As necessidades básicas de saúde são evidentes em uma população de 26,3 milhões de pessoas, especialmente pelo impacto do desastre do mar Aral, que provocou numerosos casos de tifo, doenças respiratórias, câncer e tuberculose. Os moradores da região do mar Aral temem a tuberculose e a icterícia muito mais do que a aids. Os médicos também falam de deformidades e as atribuem ao dano genético causado pelos produtos químicos usados no passado. – Freqüentemente me trazem bebês sem mãos ou pernas e, inclusive, sem genitais, ou com macro encefalia. Como posso ajudá-los?-, pergunta o médico Tohtabay Baltabaevk, que atende funcionários governamentais de alto escalão em um dos distritos austrais de Karakalpakstán. Só nesse distrito há cerca de 17 mil meninos e meninas com diversas deficiências e deformidades, segundo os médicos.

No Uzbequistão, falar dos Objetivos de Desenvolvimento do Milênio – série de compromissos assumidos pelos governos em 2000 para reduzir a pobreza, a fome, a mortalidade infantil e materna e promover a sustentabilidade ambiental, entre outras coisas – é totalmente estranho. Mas os sentimentos da população refletem os mesmo problemas que os governos se comprometeram a melhorar até 2015. – A renda atual de muitas pessoas apenas excedem os US$ 30 mensais. As pessoas preferem não ir ao médico para receber tratamento em um hospital-, disse Baltabaevk. A mortalidade infantil e a materna diminuíram na última década, segundo o Fundo de População das Nações Unidas (Fnuap), que situam a mortalidade infantil em 41 para cada mil nascimentos.

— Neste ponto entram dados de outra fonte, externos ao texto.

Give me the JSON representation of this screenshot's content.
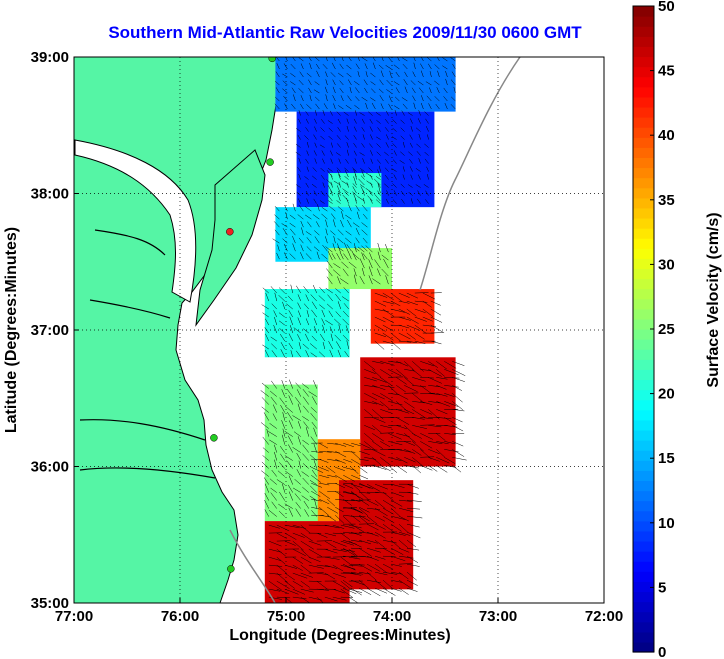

Segundo a Comissão Nacional Uzbeka de Estatísticas, a mortalidade de menores de um ano no país foi de 18,7 por mil nascimentos em 2000, enquanto em 2004 caiu para 16,5/mil. Noventa por cento das mulheres grávidas na região de Khorezm (nordeste) e em Karakalpakstán, uma região autônoma do norte que constitui quase 40% do território do país, são anêmicas e a metade sofre doenças da glândula tireóide e dos rins. Mais de 40% da mortalidade materna do Uzbequistão afeta as mães de primeira viagem, segundo Nariman H., pediatra em Khorezm.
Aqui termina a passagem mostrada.